The U.S. National Science Foundation said Thursday that it was pausing efforts to decommission most of the Ocean Observatories Initiative—a network of sensors in the Atlantic and Pacific Oceans that tracks climate change, the state of marine ecosystems and coastal flooding. The agency said it would review the system’s future with the participation of stakeholders.
The decision came a day after the U.S. Senate backed a bipartisan measure aimed at stopping what lawmakers called the “reckless” dismantling of the network. The initiative was led by Senators Jeff Merkley, an Oregon Democrat, and Lisa Murkowski, an Alaska Republican. Merkley called the plans to dismantle the system “the height of stupidity.”
The Ocean Observatories Initiative, known as OOI, began full operations in 2016 and was designed for continuous observations for at least 25 years. Last month, the NSF announced that it would remove nearly all of the system’s in-water infrastructure.
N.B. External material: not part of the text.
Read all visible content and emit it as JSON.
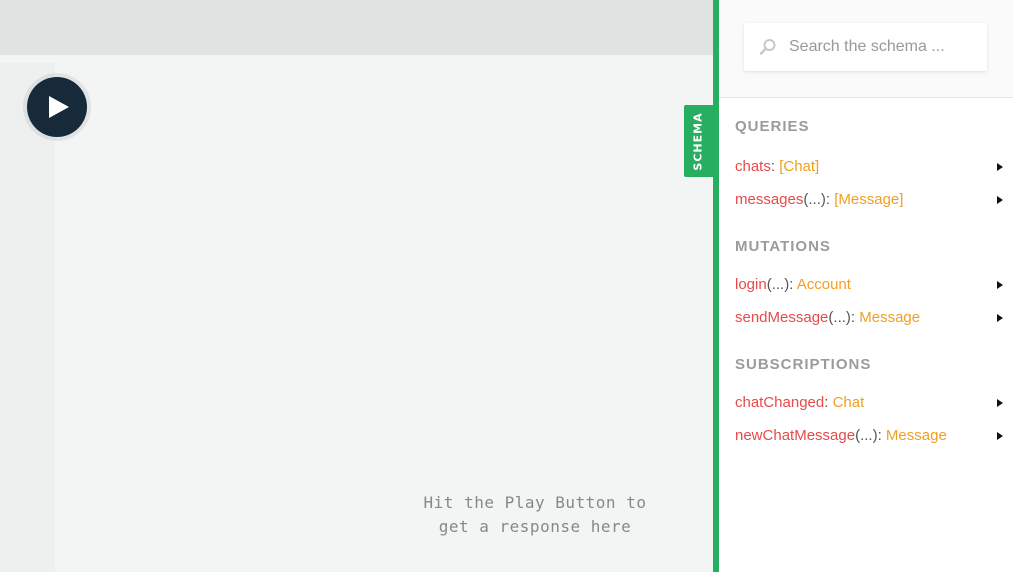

At the time, the agency said this was intended to align spending on research infrastructure with changing scientific priorities and new technologies.
In its 2026 budget request, the NSF proposed cutting funding for the initiative by 80%, but Congress rejected the reduction.
In a statement Thursday, the NSF said that one of OOI’s seven arrays—the Endurance Array off the coast of Oregon—had already been removed. The agency plans to “redeploy” this equipment after maintenance.
Scientists and environmental organizations questioned the logic of abandoning functioning infrastructure built with hundreds of millions of dollars in public funds.
Chris Robbins, deputy director for science initiatives at Ocean Conservancy, said that abandoning a modern engineering system already paid for by American taxpayers would be “absolutely shortsighted.”
Since the start of Donald Trump’s second term, his administration has cut staff and funding for climate and environmental research, and has removed climate data and reports from government websites. The federal government has also stopped publishing annual data on U.S. greenhouse-gas emissions.